In fact, it was the Royals who seemed unsettled early.
Frustrated against Collin McHugh, the Mets and Rockies castoff who had baffled them in Game 1, the Royals came alive after their fortuitous fourth inning, in which they sliced in half a 2-0 Astros lead that had come on a two-run homer by Luis Valbuena.
“It got the crowd into it when you score from first on a ball that goes 150 feet or so,” Hinch said, referring to Cain’s dash around the bases. “Once they got going a little bit, Cueto pitched well to the crowd.”
The Royals took the lead in the fifth with a rally that began innocently enough, when McHugh hit Salvador Perez with a 3-2 pitch. After Alex Gordon ripped a ground-rule double that cleared the head of right fielder George Springer and bounced over the wall, McHugh was replaced by Mike Fiers.
Alex Rios greeted Fiers with grounder that bounced over third base and just out of the reach of Valbuena, scoring both runners and drawing a roar from the crowd. Alcides Escobar bunted Rios to third, and Ben Zobrist brought him home with a sacrifice fly to deep right.

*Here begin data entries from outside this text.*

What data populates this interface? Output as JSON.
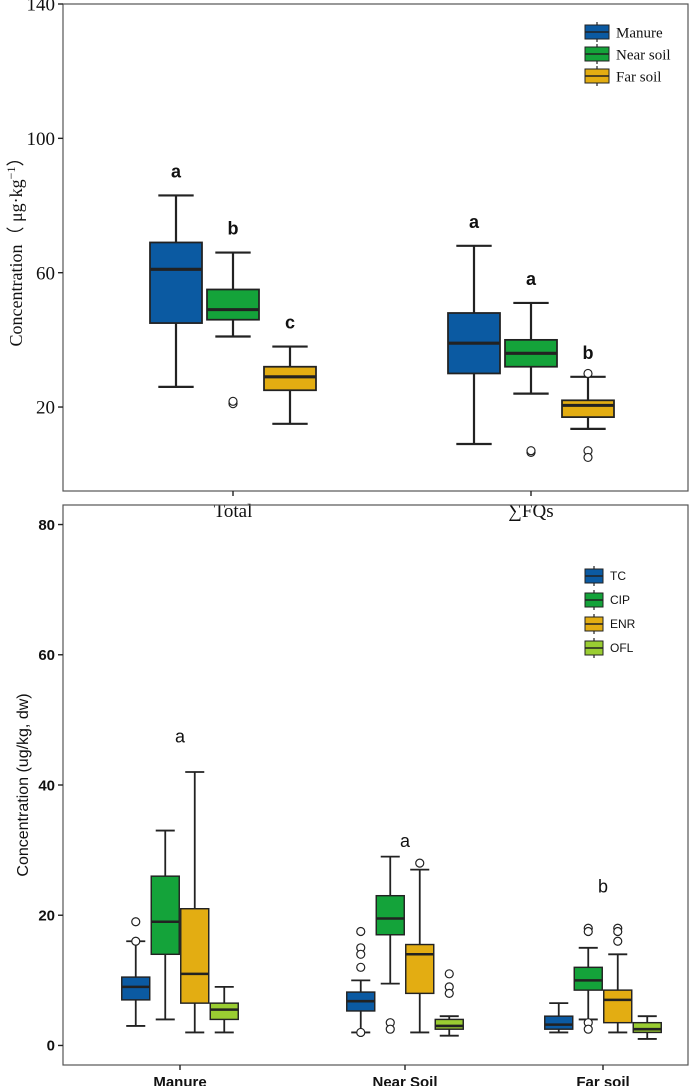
{
  "colors": {
    "manure": "#0b5aa2",
    "near": "#14a33a",
    "far": "#e3ad12",
    "ofl": "#9acd32",
    "line": "#222222",
    "frame": "#555555"
  },
  "chart_data": [
    {
      "type": "box",
      "title": "",
      "xlabel": "",
      "ylabel_prefix": "Concentration（ μg·kg",
      "ylabel_sup": "−1",
      "ylabel_suffix": "）",
      "ylim": [
        -5,
        140
      ],
      "yticks": [
        20,
        60,
        100,
        140
      ],
      "categories": [
        "Total",
        "∑FQs"
      ],
      "legend": [
        "Manure",
        "Near soil",
        "Far soil"
      ],
      "legend_position": "top-right",
      "series": [
        {
          "name": "Manure",
          "color": "#0b5aa2",
          "boxes": [
            {
              "min": 26,
              "q1": 45,
              "median": 61,
              "q3": 69,
              "max": 83,
              "outliers": [],
              "letter": "a"
            },
            {
              "min": 9,
              "q1": 30,
              "median": 39,
              "q3": 48,
              "max": 68,
              "outliers": [],
              "letter": "a"
            }
          ]
        },
        {
          "name": "Near soil",
          "color": "#14a33a",
          "boxes": [
            {
              "min": 41,
              "q1": 46,
              "median": 49,
              "q3": 55,
              "max": 66,
              "outliers": [
                21,
                21.7
              ],
              "letter": "b"
            },
            {
              "min": 24,
              "q1": 32,
              "median": 36,
              "q3": 40,
              "max": 51,
              "outliers": [
                6.5,
                7
              ],
              "letter": "a"
            }
          ]
        },
        {
          "name": "Far soil",
          "color": "#e3ad12",
          "boxes": [
            {
              "min": 15,
              "q1": 25,
              "median": 29,
              "q3": 32,
              "max": 38,
              "outliers": [],
              "letter": "c"
            },
            {
              "min": 13.5,
              "q1": 17,
              "median": 20.5,
              "q3": 22,
              "max": 29,
              "outliers": [
                30,
                7,
                5
              ],
              "letter": "b"
            }
          ]
        }
      ]
    },
    {
      "type": "box",
      "title": "",
      "xlabel": "",
      "ylabel": "Concentration (ug/kg, dw)",
      "ylim": [
        -3,
        83
      ],
      "yticks": [
        0,
        20,
        40,
        60,
        80
      ],
      "categories": [
        "Manure",
        "Near Soil",
        "Far soil"
      ],
      "legend": [
        "TC",
        "CIP",
        "ENR",
        "OFL"
      ],
      "legend_position": "top-right",
      "group_letters": [
        {
          "letter": "a",
          "y": 46.5
        },
        {
          "letter": "a",
          "y": 30.5
        },
        {
          "letter": "b",
          "y": 23.5
        }
      ],
      "series": [
        {
          "name": "TC",
          "color": "#0b5aa2",
          "boxes": [
            {
              "min": 3,
              "q1": 7,
              "median": 9,
              "q3": 10.5,
              "max": 16,
              "outliers": [
                19,
                16
              ]
            },
            {
              "min": 2,
              "q1": 5.3,
              "median": 6.8,
              "q3": 8.2,
              "max": 10,
              "outliers": [
                17.5,
                15,
                14,
                12,
                2
              ]
            },
            {
              "min": 2,
              "q1": 2.5,
              "median": 3.2,
              "q3": 4.5,
              "max": 6.5,
              "outliers": []
            }
          ]
        },
        {
          "name": "CIP",
          "color": "#14a33a",
          "boxes": [
            {
              "min": 4,
              "q1": 14,
              "median": 19,
              "q3": 26,
              "max": 33,
              "outliers": []
            },
            {
              "min": 9.5,
              "q1": 17,
              "median": 19.5,
              "q3": 23,
              "max": 29,
              "outliers": [
                3.5,
                2.5
              ]
            },
            {
              "min": 4,
              "q1": 8.5,
              "median": 10,
              "q3": 12,
              "max": 15,
              "outliers": [
                18,
                17.5,
                3.5,
                2.5
              ]
            }
          ]
        },
        {
          "name": "ENR",
          "color": "#e3ad12",
          "boxes": [
            {
              "min": 2,
              "q1": 6.5,
              "median": 11,
              "q3": 21,
              "max": 42,
              "outliers": []
            },
            {
              "min": 2,
              "q1": 8,
              "median": 14,
              "q3": 15.5,
              "max": 27,
              "outliers": [
                28
              ]
            },
            {
              "min": 2,
              "q1": 3.5,
              "median": 7,
              "q3": 8.5,
              "max": 14,
              "outliers": [
                18,
                17.5,
                16
              ]
            }
          ]
        },
        {
          "name": "OFL",
          "color": "#9acd32",
          "boxes": [
            {
              "min": 2,
              "q1": 4,
              "median": 5.5,
              "q3": 6.5,
              "max": 9,
              "outliers": []
            },
            {
              "min": 1.5,
              "q1": 2.5,
              "median": 3,
              "q3": 4,
              "max": 4.5,
              "outliers": [
                11,
                9,
                8
              ]
            },
            {
              "min": 1,
              "q1": 2,
              "median": 2.5,
              "q3": 3.5,
              "max": 4.5,
              "outliers": []
            }
          ]
        }
      ]
    }
  ]
}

That proved plenty for Cueto, who had taken the mound Wednesday with plenty to prove.
Cueto was one of the prized pitchers who changed teams at the nonwaiver trading deadline, but he arrived from Cincinnati with a reputation for being dazzling in the regular season and fizzling in the postseason.
He was shaky in Game 2, although he settled down after falling into a 4-1 hole, and the Royals rallied to win, 5-4. In Game 5, a familiar unease coursed through the ballpark in the second when, after third baseman Mike Moustakas’s throw to first was wide, allowing Evan Gattis to reach base, Valbuena drove the next pitch over the right-field wall.
As it turned it, those were the only two hits Cueto allowed in his eight innings.
“I’d throw that out the window,” Kansas City’s pitching coach, Dave Eiland, said of Cueto’s previous playoff shortcomings. “I don’t put much thought into track records. What have you done for me lately, and what are going to do tonight? He showed up big time.”
Cueto’s changeup and cut fastball and his assortment of deliveries and arm angles, which included turning his back to home plate with a hesitation, baffled the Astros. Colby Rasmus, who had homered, doubled and walked against Cueto in Game 2 — and had otherwise clobbered almost everything else he saw in the playoffs — struck out all three times he faced Cueto.
When Cueto, who retired the final 19 batters he faced, walked off the mound after the sixth, seventh and eighth, he removed his cap and alternately pounded his chest, shook his fist or shouted to himself.
When closer Wade Davis came in to pitch the ninth, the fans rewarded Cueto, who was leaning on the railing of the dugout, by chanting, “Johnn-y Cue-to.” In a back-and-forth series, those were the final words.